Wednesday, 05 July 2023 | Pioneer News Service | New Delhi

A recent study published in the journal Proceedings of the National Academy of Sciences (PNAS) warns that the warming climate caused by climate change is poised to have a detrimental impact on bird populations, with an estimated 12 per cent decrease in the average songbird species. Researchers have found that the warmer climate will disrupt the breeding patterns of birds, leading to fewer chicks being produced.

The study, conducted by scientists from the University of California Los Angeles (UCLA) and Michigan State University in the United States, highlights that the mismatch between an early spring onset and the birds' readiness to breed is expected to worsen as global temperatures continue to rise.

The research reveals that birds experience reduced breeding productivity when they initiate breeding either too early or too late in the season. This phenomenon contributes to the projected 12% decline in the average songbird species.

"By the end of the 21st century, spring is likely to arrive about 25 days earlier, with birds breeding only about 6.75 days earlier," said the study's first author, Casey Youngflesh, currently a postdoctoral fellow at Michigan State.

For birds, timing matters when it comes to raising their offspring. The harsh weather while breeding too early or late could harm their eggs or newborns.
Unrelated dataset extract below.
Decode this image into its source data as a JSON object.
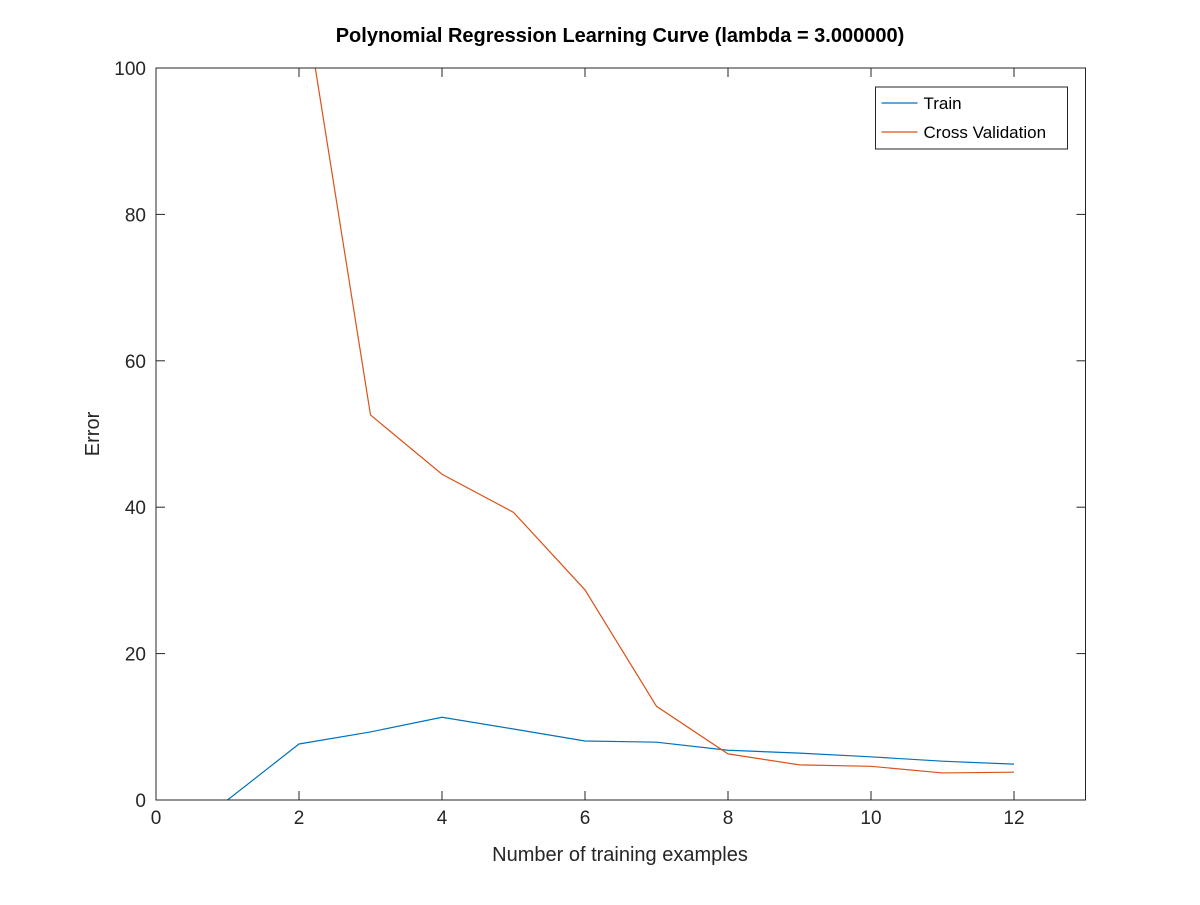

What also matters is timing regarding food sources — looking for food before or after they're naturally available could mean the birds do not have the resources to keep their young alive.

In this study, the researchers calculated the timing of breeding and the number of young produced for 41 migratory and resident bird species at 179 sites near forested areas throughout North America between 2001 and 2018, using data from a large-scale collaborative bird banding program.

Then, using satellite imaging, they determined when vegetation emerged around each site.

They found that the majority of birds were adversely affected by variations in the start of spring, even as some non-migratory bird species — the northern cardinal, Bewick's wren and wrentit among them — were found countering the trend.

However, the scientists said they were exceptions to the rule, because most non-migratory species couldn't keep up with earlier spring onsets.

For migratory species, earlier spring onset conditions meant even shorter breeding timeframes as after arriving at their breeding sites, birds need time to establish territories and prepare physiologically for egg-laying and offspring-rearing, before they start breeding.

The authors stressed that conservation strategies should address bird species' responses to climate-driven shifts.

"North America has lost nearly a third of its bird populations since the 1970s," said Morgan Tingley, a UCLA associate professor of ecology and evolutionary biology and the study's senior author.

"While our study demonstrates that the worst impacts of timing mismatch likely won't occur for several decades yet, we need to focus now on concrete strategies to boost bird populations before climate change takes its toll," said Tingley.